Aon offers the following advice for policyholders filing hailstorm damage claims:

  • Confirm whether you are covered for hail damage on your motor and home insurance, as hail cover is excluded on certain insurance policies unless specified. The damage that can be caused by hail should not be underestimated.
  • Assess hail damage as soon as possible and make a comprehensive list of all items and damage.
  • Take photos of the damage if you can – this will be very helpful to the insurance assessor as well when they come to inspect the damage for repair purposes.
  • Notify your broker or insurer of the claim as soon as possible – the timeframe is usually around 60 days, but it is wise to check your policy wording, as some insurers differ on this. 
  • Remember that some insurers work with pre-approved repair companies – check with your broker before you embark on any emergency repairs, or you could find yourself having to pay a larger excess or your settlement being less than expected.
  • Due to high claims volumes, you could experience delays in repair due to the strain on the available capacity of service providers and a shortage of materials, especially as we head into the holiday season.

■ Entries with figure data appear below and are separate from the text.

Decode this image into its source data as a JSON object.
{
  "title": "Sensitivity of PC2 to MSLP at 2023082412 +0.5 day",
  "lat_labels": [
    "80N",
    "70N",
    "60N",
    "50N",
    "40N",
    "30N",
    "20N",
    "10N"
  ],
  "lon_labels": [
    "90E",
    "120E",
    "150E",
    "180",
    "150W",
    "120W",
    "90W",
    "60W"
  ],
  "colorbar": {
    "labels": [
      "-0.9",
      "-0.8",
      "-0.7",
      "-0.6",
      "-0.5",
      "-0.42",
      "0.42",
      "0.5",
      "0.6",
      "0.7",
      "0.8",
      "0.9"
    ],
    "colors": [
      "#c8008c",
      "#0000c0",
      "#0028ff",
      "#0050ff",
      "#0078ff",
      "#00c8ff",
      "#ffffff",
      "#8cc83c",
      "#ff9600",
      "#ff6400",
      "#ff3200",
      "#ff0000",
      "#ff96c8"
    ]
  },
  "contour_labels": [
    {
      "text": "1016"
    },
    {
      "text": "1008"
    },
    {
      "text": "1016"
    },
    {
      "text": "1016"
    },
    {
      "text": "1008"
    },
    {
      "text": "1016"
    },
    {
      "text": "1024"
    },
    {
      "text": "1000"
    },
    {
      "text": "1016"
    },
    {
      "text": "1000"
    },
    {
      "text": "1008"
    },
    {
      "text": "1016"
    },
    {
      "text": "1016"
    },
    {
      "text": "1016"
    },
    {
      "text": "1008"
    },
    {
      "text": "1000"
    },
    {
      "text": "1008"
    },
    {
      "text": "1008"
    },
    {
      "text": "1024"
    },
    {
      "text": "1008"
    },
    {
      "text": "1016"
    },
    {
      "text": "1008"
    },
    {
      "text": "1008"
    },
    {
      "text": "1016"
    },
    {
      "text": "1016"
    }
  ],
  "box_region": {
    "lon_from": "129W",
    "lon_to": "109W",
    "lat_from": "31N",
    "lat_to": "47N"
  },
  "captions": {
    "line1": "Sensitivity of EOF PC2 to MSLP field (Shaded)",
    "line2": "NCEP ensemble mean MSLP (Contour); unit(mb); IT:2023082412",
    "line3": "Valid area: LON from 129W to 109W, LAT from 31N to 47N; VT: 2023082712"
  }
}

Consider the following to minimise your exposure to hail damage:

  • Subscribe to a weather service or get onto your insurer’s SMS database to receive hail alerts.
  • Avoid travelling in a heavy downpour or hailstorm. Pull over or try and get to a place of safety that is undercover as quickly as possible and wait it out.
  • If a road is flooded, do not attempt to drive through it. There are countless cases of drivers thinking it is a puddle, only to be swept away.
  • Do not park under trees – falling branches pose a real risk in a powerful storm. Find secure shelter under a solid structure if you can.
  • If you are indoors during a hailstorm, avoid skylights, windows and doors.

“Our current climate is a stark reminder of just how vulnerable we are to weather catastrophes. It is essential to review the terms and levels of your household and motor insurance regularly so that you are not financially compromised in a worst-case scenario. A broker plays an invaluable role in the making of a well-rounded insurance portfolio that addresses every eventuality, takes your specific needs into account, and finds a solution that suits your pocket,” concludes Barrett.